A Candid Conversation With Former U.S. Attorney General Alberto Gonzales

This month marked former U.S. Attorney General Alberto Gonzales' formal return to Texas, when he officially began his tenure as a visiting professor at Texas Tech University in Lubbock, Texas.

On Aug. 6, Gonzales launched his university career when he moved into a bare-walled office in the Tech president's wing of the school administration building. He will teach his first class -- "Contemporary Issues in the Executive Branch" -- on Aug. 27. When it comes to his students, all topics are open for discussion, he says, including his time as former President George W. Bush's White House counsel and as AG, as well as the controversies that arose as a result of his eight years in those jobs.

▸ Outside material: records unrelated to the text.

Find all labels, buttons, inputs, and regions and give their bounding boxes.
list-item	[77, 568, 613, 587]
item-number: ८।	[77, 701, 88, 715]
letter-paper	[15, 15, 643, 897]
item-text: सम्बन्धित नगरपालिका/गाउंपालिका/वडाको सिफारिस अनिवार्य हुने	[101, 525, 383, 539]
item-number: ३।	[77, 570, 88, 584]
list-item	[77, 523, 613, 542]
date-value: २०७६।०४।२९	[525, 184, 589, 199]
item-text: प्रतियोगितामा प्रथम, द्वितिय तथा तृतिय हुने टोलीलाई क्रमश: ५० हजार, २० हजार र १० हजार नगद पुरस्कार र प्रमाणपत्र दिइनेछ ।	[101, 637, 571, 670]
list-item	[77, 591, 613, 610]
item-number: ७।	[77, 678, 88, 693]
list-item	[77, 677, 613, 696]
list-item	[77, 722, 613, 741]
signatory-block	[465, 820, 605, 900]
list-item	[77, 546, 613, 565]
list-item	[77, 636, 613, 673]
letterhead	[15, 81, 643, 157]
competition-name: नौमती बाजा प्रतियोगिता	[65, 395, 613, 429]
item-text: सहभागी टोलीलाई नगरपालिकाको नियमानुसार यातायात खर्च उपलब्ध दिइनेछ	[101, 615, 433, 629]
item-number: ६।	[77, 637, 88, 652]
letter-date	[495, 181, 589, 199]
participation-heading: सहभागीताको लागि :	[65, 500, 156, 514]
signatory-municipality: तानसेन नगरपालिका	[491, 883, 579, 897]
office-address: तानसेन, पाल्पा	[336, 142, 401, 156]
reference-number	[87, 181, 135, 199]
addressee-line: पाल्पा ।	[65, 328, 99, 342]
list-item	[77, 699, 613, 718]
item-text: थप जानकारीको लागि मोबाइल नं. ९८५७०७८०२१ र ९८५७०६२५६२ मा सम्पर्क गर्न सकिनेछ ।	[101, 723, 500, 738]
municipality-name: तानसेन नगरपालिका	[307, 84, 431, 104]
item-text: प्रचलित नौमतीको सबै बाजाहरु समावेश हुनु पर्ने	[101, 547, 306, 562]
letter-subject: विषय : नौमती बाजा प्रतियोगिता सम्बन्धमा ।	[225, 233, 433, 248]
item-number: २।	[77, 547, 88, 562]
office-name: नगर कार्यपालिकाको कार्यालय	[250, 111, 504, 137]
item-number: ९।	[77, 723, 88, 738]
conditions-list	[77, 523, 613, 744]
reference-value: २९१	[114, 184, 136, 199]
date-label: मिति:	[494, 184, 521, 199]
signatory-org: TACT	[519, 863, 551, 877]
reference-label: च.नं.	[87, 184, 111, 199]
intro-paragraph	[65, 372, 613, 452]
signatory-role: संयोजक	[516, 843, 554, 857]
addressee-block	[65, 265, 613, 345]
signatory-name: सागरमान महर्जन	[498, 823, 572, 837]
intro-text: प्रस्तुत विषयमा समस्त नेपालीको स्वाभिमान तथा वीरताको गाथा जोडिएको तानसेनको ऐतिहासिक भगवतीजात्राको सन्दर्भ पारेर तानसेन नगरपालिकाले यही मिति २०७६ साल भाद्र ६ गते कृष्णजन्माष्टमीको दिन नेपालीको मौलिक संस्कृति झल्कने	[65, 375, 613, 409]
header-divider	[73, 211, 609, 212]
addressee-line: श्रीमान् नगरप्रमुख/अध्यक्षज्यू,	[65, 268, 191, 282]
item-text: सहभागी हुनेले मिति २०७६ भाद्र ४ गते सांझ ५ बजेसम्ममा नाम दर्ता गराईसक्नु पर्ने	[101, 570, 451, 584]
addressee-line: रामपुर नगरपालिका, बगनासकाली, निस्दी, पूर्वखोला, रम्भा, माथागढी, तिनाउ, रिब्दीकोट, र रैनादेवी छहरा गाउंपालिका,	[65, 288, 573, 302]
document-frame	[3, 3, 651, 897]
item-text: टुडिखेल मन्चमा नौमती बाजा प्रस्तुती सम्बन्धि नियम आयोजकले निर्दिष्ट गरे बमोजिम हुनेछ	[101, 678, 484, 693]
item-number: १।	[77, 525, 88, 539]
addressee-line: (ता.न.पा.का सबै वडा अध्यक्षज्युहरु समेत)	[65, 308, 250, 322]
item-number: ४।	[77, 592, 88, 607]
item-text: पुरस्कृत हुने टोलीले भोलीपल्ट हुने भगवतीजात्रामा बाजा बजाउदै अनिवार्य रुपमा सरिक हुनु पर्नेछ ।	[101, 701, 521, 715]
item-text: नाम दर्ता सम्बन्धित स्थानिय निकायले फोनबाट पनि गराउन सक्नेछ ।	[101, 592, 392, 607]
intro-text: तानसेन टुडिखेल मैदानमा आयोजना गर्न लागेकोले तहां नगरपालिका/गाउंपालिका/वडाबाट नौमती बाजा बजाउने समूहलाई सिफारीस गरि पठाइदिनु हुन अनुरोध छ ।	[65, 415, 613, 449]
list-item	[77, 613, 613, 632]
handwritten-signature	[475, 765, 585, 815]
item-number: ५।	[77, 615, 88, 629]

Gonzales was born in San Antonio. In 1995, then-Texas Gov. George W. Bush hired Gonzales, a former Vinson & Elkins transactional lawyer and a 1982 Harvard Law School graduate, to be general counsel at the Governor's Office. In 1997, Gov. Bush made Gonzales secretary of state, and a year later Bush appointed him to the Texas Supreme Court. In 2001, Gonzales left Austin to become President George W. Bush's White House counsel in Washington, D.C. Gonzales became U.S. attorney general in 2005, and he resigned that post in 2007.